NLTK provides an interface to the Scikit-learn (sklearn) classifiers - including maximum entropy and SVM.
from nltk.classify import SklearnClassifier
train_data = [({"a": 4, "b": 1, "c": 0}, "ham"),
({"a": 5, "b": 2, "c": 1}, "ham"),
({"a": 0, "b": 3, "c": 4}, "spam"),
({"a": 5, "b": 1, "c": 1}, "ham"),
({"a": 1, "b": 4, "c": 3}, "spam")]
test_data = [{"a": 3, "b": 2, "c": 1},
{"a": 0, "b": 3, "c": 7}]
from sklearn.naive_bayes import BernoulliNB
classif = SklearnClassifier(BernoulliNB()).train(train_data)

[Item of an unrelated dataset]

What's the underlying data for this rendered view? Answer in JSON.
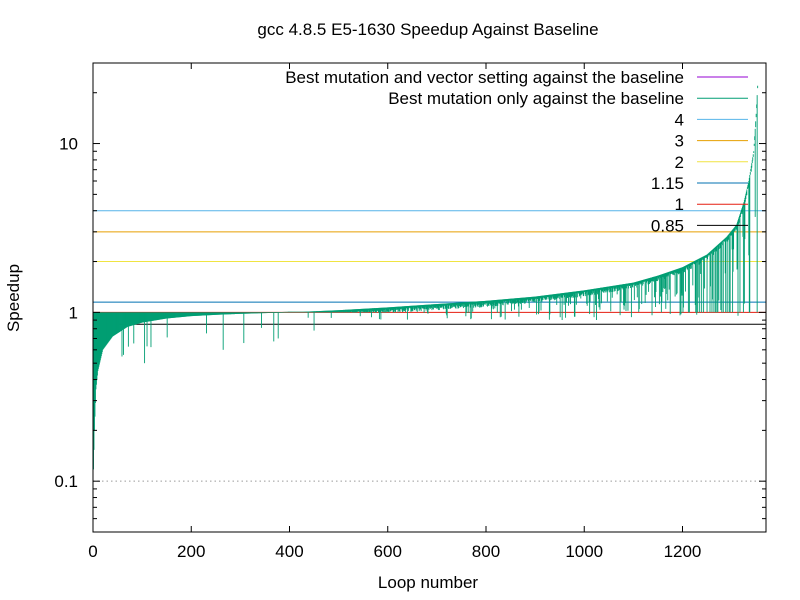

classif.classify_many(test_data)
['ham', 'spam']
from sklearn.svm import SVC
classif = SklearnClassifier(SVC(), sparse=False).train(train_data)
classif.classify_many(test_data)
['ham', 'spam']
# Using the sklearn classifier:
X = [[0], [1], [2], [3]]
Y = [0, 1, 2, 3]
clf = SVC(kernel='linear', C=1.0)
clf.fit(X, Y)
SVC(C=1.0, cache_size=200, class_weight=None, coef0=0.0, decision_function_shape=None, degree=3, gamma='auto', kernel='linear', max_iter=-1, probability=False, random_state=None, shrinking=True, tol=0.001, verbose=False)

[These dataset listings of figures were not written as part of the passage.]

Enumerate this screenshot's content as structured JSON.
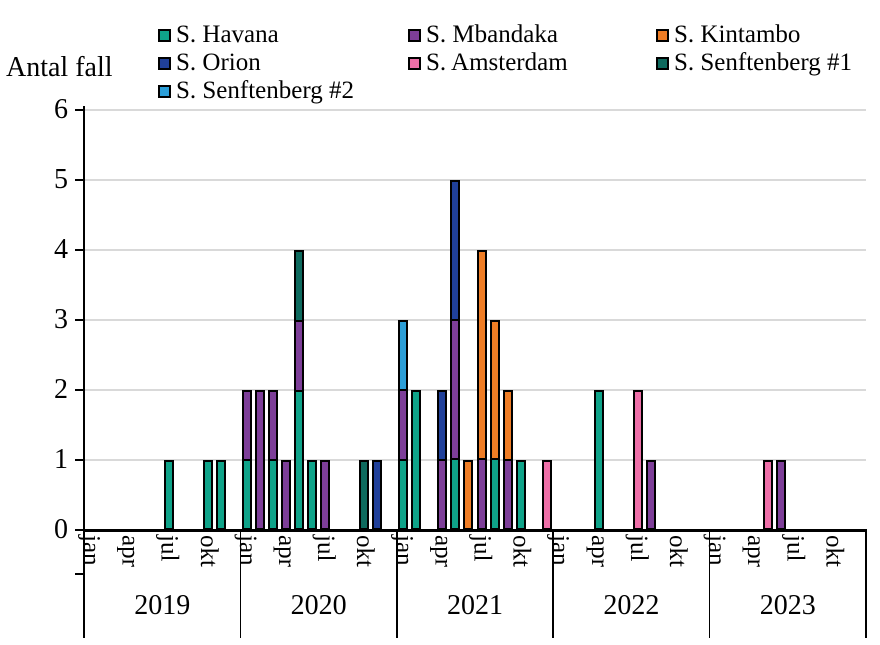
{
  "title": "Antal fall",
  "legend": {
    "items": [
      {
        "name": "S. Havana",
        "color": "#0FA389",
        "col": 0,
        "row": 0
      },
      {
        "name": "S. Orion",
        "color": "#20409A",
        "col": 0,
        "row": 1
      },
      {
        "name": "S. Senftenberg #2",
        "color": "#2C9FD8",
        "col": 0,
        "row": 2
      },
      {
        "name": "S. Mbandaka",
        "color": "#7D3E98",
        "col": 1,
        "row": 0
      },
      {
        "name": "S. Amsterdam",
        "color": "#EE6FA8",
        "col": 1,
        "row": 1
      },
      {
        "name": "S. Kintambo",
        "color": "#EF7D25",
        "col": 2,
        "row": 0
      },
      {
        "name": "S. Senftenberg #1",
        "color": "#0E6A5E",
        "col": 2,
        "row": 1
      }
    ]
  },
  "chart_data": {
    "type": "bar",
    "stacked": true,
    "title": "",
    "ylabel": "Antal fall",
    "xlabel": "",
    "ylim": [
      0,
      6
    ],
    "yticks": [
      "0",
      "1",
      "2",
      "3",
      "4",
      "5",
      "6"
    ],
    "grid": "horizontal",
    "gridline_color": "#D9D9D9",
    "axis_color": "#000000",
    "legend_position": "top",
    "years": [
      "2019",
      "2020",
      "2021",
      "2022",
      "2023"
    ],
    "months": [
      "jan",
      "feb",
      "mar",
      "apr",
      "maj",
      "jun",
      "jul",
      "aug",
      "sep",
      "okt",
      "nov",
      "dec"
    ],
    "month_ticks_shown": [
      "jan",
      "apr",
      "jul",
      "okt"
    ],
    "series": [
      {
        "name": "S. Havana",
        "color": "#0FA389",
        "points": [
          {
            "year": "2019",
            "month": "jul",
            "value": 1
          },
          {
            "year": "2019",
            "month": "okt",
            "value": 1
          },
          {
            "year": "2019",
            "month": "nov",
            "value": 1
          },
          {
            "year": "2020",
            "month": "jan",
            "value": 1
          },
          {
            "year": "2020",
            "month": "mar",
            "value": 1
          },
          {
            "year": "2020",
            "month": "maj",
            "value": 2
          },
          {
            "year": "2020",
            "month": "jun",
            "value": 1
          },
          {
            "year": "2021",
            "month": "jan",
            "value": 1
          },
          {
            "year": "2021",
            "month": "feb",
            "value": 2
          },
          {
            "year": "2021",
            "month": "maj",
            "value": 1
          },
          {
            "year": "2021",
            "month": "aug",
            "value": 1
          },
          {
            "year": "2021",
            "month": "okt",
            "value": 1
          },
          {
            "year": "2022",
            "month": "apr",
            "value": 2
          }
        ]
      },
      {
        "name": "S. Mbandaka",
        "color": "#7D3E98",
        "points": [
          {
            "year": "2020",
            "month": "jan",
            "value": 1
          },
          {
            "year": "2020",
            "month": "feb",
            "value": 2
          },
          {
            "year": "2020",
            "month": "mar",
            "value": 1
          },
          {
            "year": "2020",
            "month": "apr",
            "value": 1
          },
          {
            "year": "2020",
            "month": "maj",
            "value": 1
          },
          {
            "year": "2020",
            "month": "jul",
            "value": 1
          },
          {
            "year": "2021",
            "month": "jan",
            "value": 1
          },
          {
            "year": "2021",
            "month": "apr",
            "value": 1
          },
          {
            "year": "2021",
            "month": "maj",
            "value": 2
          },
          {
            "year": "2021",
            "month": "jul",
            "value": 1
          },
          {
            "year": "2021",
            "month": "sep",
            "value": 1
          },
          {
            "year": "2022",
            "month": "aug",
            "value": 1
          },
          {
            "year": "2023",
            "month": "jun",
            "value": 1
          }
        ]
      },
      {
        "name": "S. Kintambo",
        "color": "#EF7D25",
        "points": [
          {
            "year": "2021",
            "month": "jun",
            "value": 1
          },
          {
            "year": "2021",
            "month": "jul",
            "value": 3
          },
          {
            "year": "2021",
            "month": "aug",
            "value": 2
          },
          {
            "year": "2021",
            "month": "sep",
            "value": 1
          }
        ]
      },
      {
        "name": "S. Orion",
        "color": "#20409A",
        "points": [
          {
            "year": "2020",
            "month": "nov",
            "value": 1
          },
          {
            "year": "2021",
            "month": "apr",
            "value": 1
          },
          {
            "year": "2021",
            "month": "maj",
            "value": 2
          }
        ]
      },
      {
        "name": "S. Amsterdam",
        "color": "#EE6FA8",
        "points": [
          {
            "year": "2021",
            "month": "dec",
            "value": 1
          },
          {
            "year": "2022",
            "month": "jul",
            "value": 2
          },
          {
            "year": "2023",
            "month": "maj",
            "value": 1
          }
        ]
      },
      {
        "name": "S. Senftenberg #1",
        "color": "#0E6A5E",
        "points": [
          {
            "year": "2020",
            "month": "maj",
            "value": 1
          },
          {
            "year": "2020",
            "month": "okt",
            "value": 1
          }
        ]
      },
      {
        "name": "S. Senftenberg #2",
        "color": "#2C9FD8",
        "points": [
          {
            "year": "2021",
            "month": "jan",
            "value": 1
          }
        ]
      }
    ]
  }
}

classifr = SklearnClassifier(SVC(kernel='rbf', C=1.0), sparse=False).train(train_data)
classifr.classify_many(test_data)
['ham', 'spam']
from sklearn.svm import LinearSVC
classif_ova = SklearnClassifier(LinearSVC(C=1.0), sparse=False).train(train_data)
classif_ova.classify_many(test_data)
['ham', 'spam']
The key parameter to optimize for a given SVM kernel is the C parameter. Here is example code from sklearn that shows how to optimize C on a development set.
%matplotlib inline
import numpy as np
from sklearn import cross_validation, datasets, svm
digits = datasets.load_digits()
X = digits.data
y = digits.target
svc = svm.SVC(kernel='linear')
C_s = np.logspace(-10, 0, 10)
scores = list()
scores_std = list()
for C in C_s:
svc.C = C
this_scores = cross_validation.cross_val_score(svc, X, y, n_jobs=1)
scores.append(np.mean(this_scores))
scores_std.append(np.std(this_scores))
# Do the plotting
import matplotlib.pyplot as plt
plt.figure(1, figsize=(4, 3))
plt.clf()
plt.semilogx(C_s, scores)
plt.semilogx(C_s, np.array(scores) + np.array(scores_std), 'b--')
plt.semilogx(C_s, np.array(scores) - np.array(scores_std), 'b--')
locs, labels = plt.yticks()
plt.yticks(locs, list(map(lambda x: "%g" % x, locs)))
plt.ylabel('CV score')
plt.xlabel('Parameter C')
plt.ylim(0, 1.1)
plt.show()